9/9/11

When We Were Greers, Part XXI

Searching for our Scottish Roots
by Glenn N. Holliman

No, I am not doing a Fed Ex commercial; the truck rolled by as I snapped this picture from my car window in June 2011.  I had just left the Dumfries Heritage Center in Scotland, the building to the left of the truck.  I was on the trail of anything I could find about the Grierson and Maxwell families.  


Inside the centre, several young ladies (photo below) assisted me.  The one the left, Joan Stoddard, told me stories of the Convenanter Controversy (a mild term for a religious war) of the middle to late 1600s.

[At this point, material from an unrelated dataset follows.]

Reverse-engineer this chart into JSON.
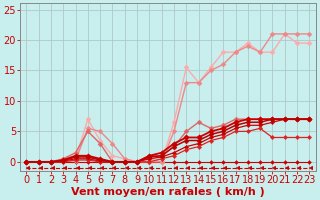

Numerous anti-Anglican Griersons were captured and transported to Maryland in 1677.

Many Scottish nationalists and Presbyterians objected to being forced to worship according to Anglican Church ritual.  Charles Stuart II had been restored to the throne and, though being born to a Scottish family, he also carried the low I.Q. of the family.  He insisted on quasi-Catholic worship practices.

Enough Scots revolted at this that intermittent religious wars, especially in the Dumfries area, continued for several decades.  It got nasty and numerous persons died for religious reasons, all Christians. Seems very strange today.

Did James Grierson, my 8th great grand father, suffer from this war and was he transported to Maryland as a result?